Khan’s supporters took to the streets across major Pakistani cities to protest his disqualification, blocking major highways and clashing with police. There were no immediate reports of casualties.
The case against the former prime minister centered upon a government department known as “Toshakhana”—which literally means “treasure house”—where gifts received by Pakistani leaders during foreign state visits are stored and displayed.
Khan sold several expensive gifts, including luxury watches, he had received and retained, but he allegedly did not report the earnings to the ECP. The hugely popular former leader maintained the earnings in question had been included in his income tax returns and denied any wrongdoing
Recipients are legally allowed to retain gifts above a certain value on payment of 50% of the value, a discount Khan raised from 20% while in office.
His lawyers argued “the election commission is not a court, therefore they can’t give a declaration to disqualify anyone.”

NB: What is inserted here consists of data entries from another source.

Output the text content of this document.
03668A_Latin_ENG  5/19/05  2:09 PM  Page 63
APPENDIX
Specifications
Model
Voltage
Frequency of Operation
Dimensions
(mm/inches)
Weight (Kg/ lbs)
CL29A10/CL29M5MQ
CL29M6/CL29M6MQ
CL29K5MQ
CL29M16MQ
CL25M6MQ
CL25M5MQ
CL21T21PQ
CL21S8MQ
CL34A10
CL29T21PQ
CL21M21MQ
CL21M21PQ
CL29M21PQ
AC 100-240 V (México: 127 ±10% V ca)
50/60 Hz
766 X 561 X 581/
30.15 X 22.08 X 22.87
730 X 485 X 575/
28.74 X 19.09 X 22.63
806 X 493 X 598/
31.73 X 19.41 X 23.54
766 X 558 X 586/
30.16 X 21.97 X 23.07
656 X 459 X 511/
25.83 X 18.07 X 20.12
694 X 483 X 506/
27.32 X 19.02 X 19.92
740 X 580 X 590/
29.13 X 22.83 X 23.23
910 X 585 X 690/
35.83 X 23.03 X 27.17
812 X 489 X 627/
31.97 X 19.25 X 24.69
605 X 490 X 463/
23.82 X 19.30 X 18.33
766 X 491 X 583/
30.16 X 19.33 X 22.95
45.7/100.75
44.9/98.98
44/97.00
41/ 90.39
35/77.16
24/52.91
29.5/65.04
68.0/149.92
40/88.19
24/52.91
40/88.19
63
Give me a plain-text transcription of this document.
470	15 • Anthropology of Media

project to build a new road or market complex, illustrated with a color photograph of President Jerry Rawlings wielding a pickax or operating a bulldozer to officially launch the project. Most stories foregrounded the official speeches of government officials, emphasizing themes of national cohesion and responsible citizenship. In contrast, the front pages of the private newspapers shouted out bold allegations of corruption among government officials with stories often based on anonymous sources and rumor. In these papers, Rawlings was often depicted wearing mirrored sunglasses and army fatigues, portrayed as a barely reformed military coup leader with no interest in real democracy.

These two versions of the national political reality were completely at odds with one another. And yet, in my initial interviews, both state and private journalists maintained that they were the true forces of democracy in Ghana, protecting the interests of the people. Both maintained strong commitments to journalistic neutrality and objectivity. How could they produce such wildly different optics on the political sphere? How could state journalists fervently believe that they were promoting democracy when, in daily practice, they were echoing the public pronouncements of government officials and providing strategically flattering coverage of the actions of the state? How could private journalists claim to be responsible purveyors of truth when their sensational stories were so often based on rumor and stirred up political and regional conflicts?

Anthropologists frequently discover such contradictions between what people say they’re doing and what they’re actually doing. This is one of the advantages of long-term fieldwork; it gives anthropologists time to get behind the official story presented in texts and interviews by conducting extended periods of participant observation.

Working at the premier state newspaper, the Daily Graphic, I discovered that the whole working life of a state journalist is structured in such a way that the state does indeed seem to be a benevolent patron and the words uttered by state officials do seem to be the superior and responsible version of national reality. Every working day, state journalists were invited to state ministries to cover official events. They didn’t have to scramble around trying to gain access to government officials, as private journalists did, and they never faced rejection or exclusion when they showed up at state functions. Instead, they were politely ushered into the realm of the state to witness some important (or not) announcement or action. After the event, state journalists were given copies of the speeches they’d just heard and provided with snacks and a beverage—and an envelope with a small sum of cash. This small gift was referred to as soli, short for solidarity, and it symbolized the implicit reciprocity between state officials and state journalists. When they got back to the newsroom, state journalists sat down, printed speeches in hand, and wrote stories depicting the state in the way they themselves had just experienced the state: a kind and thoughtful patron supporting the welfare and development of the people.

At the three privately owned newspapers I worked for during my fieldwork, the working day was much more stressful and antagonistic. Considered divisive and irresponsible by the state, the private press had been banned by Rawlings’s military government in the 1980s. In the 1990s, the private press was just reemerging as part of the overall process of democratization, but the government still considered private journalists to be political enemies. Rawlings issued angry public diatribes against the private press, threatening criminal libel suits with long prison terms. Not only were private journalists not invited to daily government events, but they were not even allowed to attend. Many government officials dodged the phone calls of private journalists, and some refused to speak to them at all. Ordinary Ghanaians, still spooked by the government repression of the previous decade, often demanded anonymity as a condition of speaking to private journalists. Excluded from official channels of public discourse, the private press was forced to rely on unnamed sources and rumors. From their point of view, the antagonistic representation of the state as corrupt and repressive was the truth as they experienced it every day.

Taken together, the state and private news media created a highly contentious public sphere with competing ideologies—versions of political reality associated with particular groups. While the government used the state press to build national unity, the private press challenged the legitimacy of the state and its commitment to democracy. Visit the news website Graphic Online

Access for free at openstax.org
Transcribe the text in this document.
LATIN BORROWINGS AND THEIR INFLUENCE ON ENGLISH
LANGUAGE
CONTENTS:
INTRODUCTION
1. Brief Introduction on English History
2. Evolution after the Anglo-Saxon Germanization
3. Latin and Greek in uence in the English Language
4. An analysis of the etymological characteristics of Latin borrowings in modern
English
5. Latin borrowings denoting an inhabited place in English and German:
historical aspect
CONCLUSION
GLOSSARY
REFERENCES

The former prime minister was ousted in a vote of no-confidence in April. He has long asserted, without evidence, his removal was orchestrated by the United States in collusion with Sharif and the powerful Pakistani military, which influences politics from behind the scenes.
Both Washington and Islamabad deny this.
More than 130 PTI lawmakers, the largest group in the lower house of parliament, also resigned en masse in April over the ouster of their leader. Khan’s popularity has since surged, and tens of thousands of his supporters have turned out at his nationwide anti-government rallies to call for fresh elections in Pakistan.
Khan’s party has swept subsequent national and provincial by-elections. In the latest round of the election last Sunday, he himself contested seven of the eight National Assembly seats up for grabs and won six of them, underscoring his popularity across the country of about 220 million people.
He has threatened to march with hundreds of thousands of supporters on the national capital, Islamabad, to force the Sharif government into holding early general elections for allegedly ruining the national economy and foreign policy.
Khan has long accused Sharif and his family members, as well as leaders of his major coalition partner, the Pakistan People’s Party (PPP), of siphoning billions of dollars to offshore accounts from kickbacks and commissions they received while previously in power.
Sharif and PPP leader Bilawal Bhutto Zardari, Pakistan’s current foreign minister, reject the corruption charges.
“The election commission delivered justice in the Toshakhana reference. The nation has seen that the post of prime minister has been made a source of personal income through corrupt practices,” Sharif tweeted Friday while commenting on the ruling against Khan.
“He who would spread lies about alleged corruption of his political opponents has been caught red-handed,” Zardari wrote on Twitter.
The election panel in its decision also directed officials “to initiate legal proceedings and take follow-up action” against Khan.
Interior Minister Rana Sanaullah vowed later at a news conference the government would immediately abide by the ECP direction and launch court proceedings against the ousted prime minister.
Friday’s developments come as Pakistan’s economic troubles have deepened following this year’s catastrophic floods. Analysts say increased political instability will likely add to the challenges facing Sharif and his coalition government in addressing rising inflation and balance of payments amid Pakistan’s dwindling foreign exchange reserves.